230 Billion Parameters, 10 Billion Active
M2.7 uses a Sparse Mixture-of-Experts (MoE) architecture — 230 billion total parameters, but only 10 billion active per token. Think of it like a company with 230 specialists where any given task only needs 10 at their desks.
This matters for deployment. A quantized M2.7 can run inference on a single NVIDIA A30 GPU. For teams building autonomous coding agents or always-on digital workers, that’s frontier-grade intelligence without a million-dollar server rack.
MiniMax reports 97% skill adherence across 40+ agent skills and parity with Anthropic’s Sonnet 4.6 on agentic benchmarks. The architecture was built for the world of AI agents — not chatbots.
China Closed the Gap
For years, conventional wisdom held Chinese AI labs trailed Silicon Valley by 12-18 months. That narrative just got a lot harder to maintain.
M2.7 launched on every major platform within hours — Ollama, OpenRouter, Vercel.
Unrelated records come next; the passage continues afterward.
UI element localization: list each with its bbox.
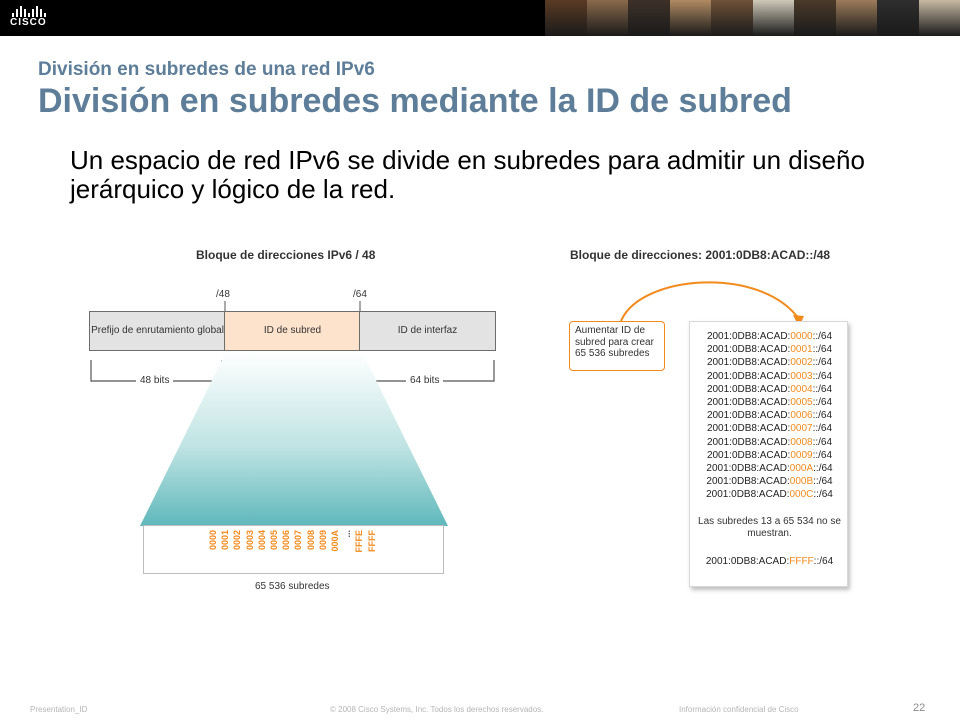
footer-confidential: Información confidencial de Cisco bbox=[679, 705, 799, 714]
subnet-count-label: 65 536 subredes bbox=[255, 581, 330, 592]
subnet-address: 2001:0DB8:ACAD:000B::/64 bbox=[706, 476, 833, 488]
subnet-id-value: 0004 bbox=[256, 530, 267, 551]
subnet-id-value: 0001 bbox=[220, 530, 231, 551]
subnet-id-value: 0000 bbox=[208, 530, 218, 551]
subnet-address: 2001:0DB8:ACAD:0006::/64 bbox=[706, 410, 833, 422]
tick-64: /64 bbox=[353, 289, 367, 300]
slide-body-text: Un espacio de red IPv6 se divide en subredes para admitir un diseño jerárquico y lógico de la red. bbox=[70, 145, 865, 204]
subnet-address: 2001:0DB8:ACAD:000A::/64 bbox=[706, 463, 833, 474]
page-number: 22 bbox=[913, 702, 926, 714]
subnet-id-value: 0007 bbox=[293, 530, 304, 551]
subnet-address: 2001:0DB8:ACAD:0007::/64 bbox=[706, 423, 833, 435]
subnet-id-value: 0005 bbox=[269, 530, 279, 551]
subnet-address: 2001:0DB8:ACAD:0002::/64 bbox=[706, 357, 833, 369]
right-diagram-heading: Bloque de direcciones: 2001:0DB8:ACAD::/48 bbox=[570, 248, 831, 262]
subnet-id-value: FFFF bbox=[366, 530, 377, 552]
subnet-id-value: 0008 bbox=[305, 530, 316, 551]
subnet-id-value: 0002 bbox=[232, 530, 243, 551]
last-subnet-address: 2001:0DB8:ACAD:FFFF::/64 bbox=[705, 556, 834, 567]
bits-label-48: 48 bits bbox=[136, 375, 173, 386]
subnet-address: 2001:0DB8:ACAD:0009::/64 bbox=[706, 449, 833, 461]
slide-title: División en subredes mediante la ID de subred bbox=[38, 82, 792, 120]
tick-48: /48 bbox=[216, 289, 230, 300]
bits-label-64: 64 bits bbox=[406, 375, 443, 386]
slide-subtitle: División en subredes de una red IPv6 bbox=[38, 59, 375, 80]
segment-interface-id: ID de interfaz bbox=[359, 311, 496, 351]
footer-copyright: © 2008 Cisco Systems, Inc. Todos los derechos reservados. bbox=[330, 705, 544, 714]
subnet-address-list bbox=[689, 321, 848, 587]
subnet-id-value: ... bbox=[342, 530, 353, 538]
subnet-id-value: 0006 bbox=[281, 530, 292, 551]
subnet-address: 2001:0DB8:ACAD:000C::/64 bbox=[706, 489, 833, 501]
subnet-id-value: 0009 bbox=[317, 530, 328, 551]
cisco-wordmark: CISCO bbox=[10, 17, 47, 28]
subnet-id-value: 000A bbox=[330, 530, 340, 552]
subnet-address: 2001:0DB8:ACAD:0000::/64 bbox=[706, 331, 833, 342]
increment-callout: Aumentar ID de subred para crear 65 536 subredes bbox=[569, 321, 665, 371]
subnet-address: 2001:0DB8:ACAD:0008::/64 bbox=[706, 436, 833, 448]
segment-subnet-id: ID de subred bbox=[224, 311, 361, 351]
subnet-address: 2001:0DB8:ACAD:0004::/64 bbox=[706, 383, 833, 395]
segment-global-prefix: Prefijo de enrutamiento global bbox=[89, 311, 226, 351]
subnet-address: 2001:0DB8:ACAD:0001::/64 bbox=[706, 344, 833, 356]
subnet-address: 2001:0DB8:ACAD:0003::/64 bbox=[706, 370, 833, 382]
left-diagram-heading: Bloque de direcciones IPv6 / 48 bbox=[196, 248, 376, 262]
footer-presentation-id: Presentation_ID bbox=[30, 705, 88, 714]
subnet-address: 2001:0DB8:ACAD:0005::/64 bbox=[706, 397, 833, 408]
omitted-subnets-note: Las subredes 13 a 65 534 no se muestran. bbox=[698, 516, 841, 539]
subnet-id-value: 0003 bbox=[244, 530, 255, 551]
subnet-id-value: FFFE bbox=[354, 530, 365, 553]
MiniMax itself IPO’d on Hong Kong’s exchange in January 2026 and is competing for what they call the “efficiency frontier” — not the smartest model, but the best intelligence-per-dollar ratio in the world.
They’re not alone. Xiaomi’s MiMo-V2-Pro, released the same week, scored 49 on the Intelligence Index with a 1M token context window at $1/$3 pricing. Chinese labs are competing ferociously on cost-efficiency, and the implications for U.S. chip export controls are worth considering: if architectural innovation and recursive self-optimization deliver frontier performance with dramatically less compute, hardware restrictions lose their teeth.
Who Should Care
High-volume agentic workflows: Customer service, automated code review, document processing. Millions of API calls per day at 17x cost reduction with 90% quality retention? Transformative.
Local deployment: MoE architecture means viable inference on modest hardware. Teams needing on-premises AI for security or latency just got a frontier-capable option.
Development teams: At $0.30 per million input tokens, you can iterate 20x more for the same budget.
Where it falls short: Mission-critical applications needing 100% reliability. Complex reasoning where the Intelligence Index gap matters. Anything where you need the absolute best and cost is secondary.
The Question Nobody’s Answering
If M2.7 handled 30-50% of its own training workflow, what percentage will M2.8 handle? And M3.0?
We now have commercial proof that AI can meaningfully accelerate its own development. The company that proved it is selling access for less than a dollar per million tokens. Current AI governance frameworks have essentially nothing to say about recursive self-optimization.
The real disruption isn’t any single model. It’s the collapse of the price-performance curve. When frontier intelligence costs pennies per task, the bottleneck shifts from “can we afford AI?” to “can we build systems that use AI effectively?” The harness, the workflow, the integration — that’s where the value lives now.
And somewhere in Beijing, a model is already helping design its successor.